The country has truly gone mad,



There seem to be three of the 15 who look embarrassed by the attention - maybe there is some hope.

That link is a dead-end Ted

After 10 years of New Labour I didn't think things could sink much lower but I was wrong.

The thought of fat Faye Turney getting £150k from The Sun for her moronic chavlike collaboration turns my stomach and is a gross insult to those fighting in Iraq and Afghanistan and to all those who have died for Blair's folly.

This country really needs turning round, and fast!

This Bliar inspired stunt brings Britain and it's armed services into disrepute and ridicule throughout the world and marks a new low even for this corrupt administration.

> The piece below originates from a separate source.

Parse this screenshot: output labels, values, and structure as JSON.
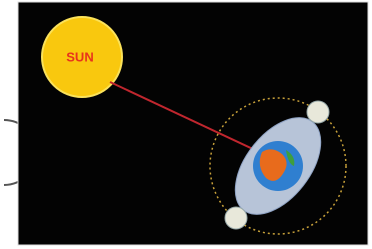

It almost seems that New Labour, and particularly Blair and Brown, are deliberately setting out to destroy the finest institutions of this country.

To what ends, I wonder? And who is going to stop them?

"The fact that Fox and his cohorts do not seem to have understood this does tend to explain why the Conservatives are no longer considered the natural party of government."

Richard, I agree. The under-performance of our current stock of Conservative MPs (not just on this issue) is deeply worrying and, on bad days, makes me fear victory in the next election.

Gutter journalism corrupts everything it touches - let's face it, how many people would refuse £150,000 to tell a story? (let alone someone on the derisory salaries we pay the military).